Boron doped nanocrystalline diamond growth process
The synthesis of boron doped nano- micro-crystalline diamond films on carbon fiber (based on PAN: polyacrylonitrile) to obtain modified carbon fiber reinforced polymer (CFRP) materials can make this material stiffer, tougher and more mechanically resistant. In addtion, the addtion of boron transforms it in thermal and electrical conductive. However, grain size and geometrical configuration, proportion of sp2/sp3 as well as CF/diamond interface bonding are fundamental issues that can vary the latter properties. The surface characterization of CFRP materials, their surface functionalization as well as the nucleations and growth mechansims of the diamond phase are some of these questions.
Some studies have showed that the presence of graphitic carbon on the growth surface is related to the high quality of the nanocrystalline diamond film formation. The graphite and the unsaturated aromatic compounds serve as sites for the diamond nucleations and enhance the nucleation centers due to the preferential growth of the diamond nuclei on graphite prism planes.

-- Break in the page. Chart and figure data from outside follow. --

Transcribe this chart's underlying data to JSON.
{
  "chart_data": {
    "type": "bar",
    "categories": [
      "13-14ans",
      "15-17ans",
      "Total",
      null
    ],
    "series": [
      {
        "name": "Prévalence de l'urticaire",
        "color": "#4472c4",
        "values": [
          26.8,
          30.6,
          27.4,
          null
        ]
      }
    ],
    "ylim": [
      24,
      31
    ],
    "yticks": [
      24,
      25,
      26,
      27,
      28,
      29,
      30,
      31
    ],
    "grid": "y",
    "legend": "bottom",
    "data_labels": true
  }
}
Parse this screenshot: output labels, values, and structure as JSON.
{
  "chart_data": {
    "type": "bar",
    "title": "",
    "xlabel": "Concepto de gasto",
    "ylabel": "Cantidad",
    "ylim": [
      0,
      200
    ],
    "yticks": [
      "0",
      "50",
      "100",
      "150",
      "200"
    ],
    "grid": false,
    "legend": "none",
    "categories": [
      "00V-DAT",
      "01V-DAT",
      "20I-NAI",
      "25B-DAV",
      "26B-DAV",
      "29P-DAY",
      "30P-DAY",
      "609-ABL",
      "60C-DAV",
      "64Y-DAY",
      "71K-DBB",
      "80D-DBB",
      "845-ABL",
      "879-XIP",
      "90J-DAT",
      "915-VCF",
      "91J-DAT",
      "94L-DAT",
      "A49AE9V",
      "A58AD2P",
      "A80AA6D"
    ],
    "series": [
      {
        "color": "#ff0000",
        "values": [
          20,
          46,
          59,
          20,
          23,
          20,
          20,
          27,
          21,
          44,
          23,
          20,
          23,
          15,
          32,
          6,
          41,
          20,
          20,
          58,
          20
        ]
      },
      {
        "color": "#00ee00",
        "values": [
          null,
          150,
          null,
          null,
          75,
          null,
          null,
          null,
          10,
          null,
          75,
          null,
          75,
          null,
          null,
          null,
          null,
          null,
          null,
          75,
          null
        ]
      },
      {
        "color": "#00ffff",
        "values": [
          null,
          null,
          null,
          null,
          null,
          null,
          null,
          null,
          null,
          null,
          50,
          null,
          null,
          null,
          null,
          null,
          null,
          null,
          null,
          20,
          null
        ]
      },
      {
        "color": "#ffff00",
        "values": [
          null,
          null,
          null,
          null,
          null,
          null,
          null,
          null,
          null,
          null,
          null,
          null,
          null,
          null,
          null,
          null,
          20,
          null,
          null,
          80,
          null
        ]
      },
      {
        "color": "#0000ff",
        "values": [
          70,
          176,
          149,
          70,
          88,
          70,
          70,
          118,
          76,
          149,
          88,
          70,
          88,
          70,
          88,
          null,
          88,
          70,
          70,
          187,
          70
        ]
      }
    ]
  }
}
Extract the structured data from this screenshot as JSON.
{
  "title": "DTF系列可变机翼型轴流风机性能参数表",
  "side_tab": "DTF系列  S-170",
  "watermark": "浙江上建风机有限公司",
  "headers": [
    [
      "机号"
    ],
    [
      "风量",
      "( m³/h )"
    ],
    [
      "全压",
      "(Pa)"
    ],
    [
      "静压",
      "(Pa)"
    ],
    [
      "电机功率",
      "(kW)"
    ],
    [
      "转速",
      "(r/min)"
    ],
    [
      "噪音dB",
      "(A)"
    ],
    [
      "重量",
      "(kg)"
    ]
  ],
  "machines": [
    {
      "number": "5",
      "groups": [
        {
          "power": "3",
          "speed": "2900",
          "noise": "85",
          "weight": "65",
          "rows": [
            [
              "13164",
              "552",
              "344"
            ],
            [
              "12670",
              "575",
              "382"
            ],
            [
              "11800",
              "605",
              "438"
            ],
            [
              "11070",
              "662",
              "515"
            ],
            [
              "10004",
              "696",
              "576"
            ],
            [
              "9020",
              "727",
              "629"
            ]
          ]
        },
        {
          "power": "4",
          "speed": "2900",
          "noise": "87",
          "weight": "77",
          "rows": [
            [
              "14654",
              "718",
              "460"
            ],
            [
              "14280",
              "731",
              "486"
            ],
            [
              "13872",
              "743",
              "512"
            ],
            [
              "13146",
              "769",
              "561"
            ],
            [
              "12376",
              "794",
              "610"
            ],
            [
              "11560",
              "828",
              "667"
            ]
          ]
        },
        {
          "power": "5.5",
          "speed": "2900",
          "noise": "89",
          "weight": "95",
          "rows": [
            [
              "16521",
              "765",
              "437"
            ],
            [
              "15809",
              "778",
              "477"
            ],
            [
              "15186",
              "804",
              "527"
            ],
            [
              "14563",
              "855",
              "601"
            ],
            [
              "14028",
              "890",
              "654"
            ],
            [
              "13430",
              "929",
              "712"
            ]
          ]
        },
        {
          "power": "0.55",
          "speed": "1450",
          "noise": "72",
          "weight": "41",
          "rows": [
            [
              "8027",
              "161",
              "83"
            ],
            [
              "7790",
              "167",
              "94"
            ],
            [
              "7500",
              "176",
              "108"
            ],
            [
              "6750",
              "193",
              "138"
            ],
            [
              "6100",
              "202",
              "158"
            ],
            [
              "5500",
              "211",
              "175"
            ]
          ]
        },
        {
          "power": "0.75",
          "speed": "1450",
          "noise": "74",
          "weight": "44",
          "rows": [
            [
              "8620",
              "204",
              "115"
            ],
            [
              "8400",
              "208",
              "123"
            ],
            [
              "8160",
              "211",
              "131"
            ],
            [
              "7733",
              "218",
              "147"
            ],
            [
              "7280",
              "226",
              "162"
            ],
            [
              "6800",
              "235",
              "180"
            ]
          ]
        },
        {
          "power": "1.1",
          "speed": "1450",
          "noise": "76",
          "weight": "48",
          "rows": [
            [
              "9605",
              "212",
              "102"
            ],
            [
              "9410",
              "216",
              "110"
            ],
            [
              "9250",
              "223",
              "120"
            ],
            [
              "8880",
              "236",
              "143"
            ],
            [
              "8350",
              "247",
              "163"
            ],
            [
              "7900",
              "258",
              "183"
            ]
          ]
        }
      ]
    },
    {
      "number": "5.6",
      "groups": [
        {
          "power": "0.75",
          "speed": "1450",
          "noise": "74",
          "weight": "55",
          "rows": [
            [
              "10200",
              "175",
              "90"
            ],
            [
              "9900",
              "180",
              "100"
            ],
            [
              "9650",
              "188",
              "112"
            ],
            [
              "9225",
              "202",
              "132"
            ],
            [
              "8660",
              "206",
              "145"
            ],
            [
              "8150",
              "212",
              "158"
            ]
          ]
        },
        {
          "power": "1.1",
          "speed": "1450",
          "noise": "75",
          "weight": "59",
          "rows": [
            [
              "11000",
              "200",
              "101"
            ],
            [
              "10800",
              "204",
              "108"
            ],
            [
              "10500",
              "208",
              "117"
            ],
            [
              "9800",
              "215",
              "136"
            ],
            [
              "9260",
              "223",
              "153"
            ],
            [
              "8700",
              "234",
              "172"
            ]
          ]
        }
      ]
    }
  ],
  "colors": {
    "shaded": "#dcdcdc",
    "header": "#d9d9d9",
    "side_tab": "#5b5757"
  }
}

In this context, the roughness of CF materials could assist the graphitic phase nucleation, so the higher the values of roughness you have the more specific sites with high surface enery would be provided. This energy could be used to enhance the surface proportion of sp2 carbon through physical adhesion and/or chemical bonding of diamond seeds or different organic groups. Therefore the CF carbon fiber charaterization becomes a crucial step in the boron doped diamond growth process.
To set the role of CF surface, the b-doped diamond growth could be optimized to get grain size of the order of several microns. It’s known that the syntehsis of nanocrsytalline diamond (NCD) is a result of a new growth and nucleation mechanis, which involve the insertion of C2, carbon dimmer, into C/C and C/H bonds. By changing the gas phase chemistry of the chemical vapor deposition process (CVD), it is possible to change the diamond grain size. Nevertheless different questions about the LAPECVD growth process remain open yet, such as those related to the influence of surface energy of diamond seeds in the B-NCD nucleation and growth, as well as, the relation between the gas fluxes and optimum diamond size grains. In the CFRP composite materials, the size of the particles play an important role into adherence mechanisms inside the epoxy matrix which are responsible of final mechanical behaviour. It is required to establish desing rules to achieve a compromise between mechanical-electrical properties of such materials and its aerospace applications.
In summary, our research group could contribute to improving the electrical-thermal-mechanical properties of carbon fiber and to understanding the impact of this diamond coating at nanometer scale.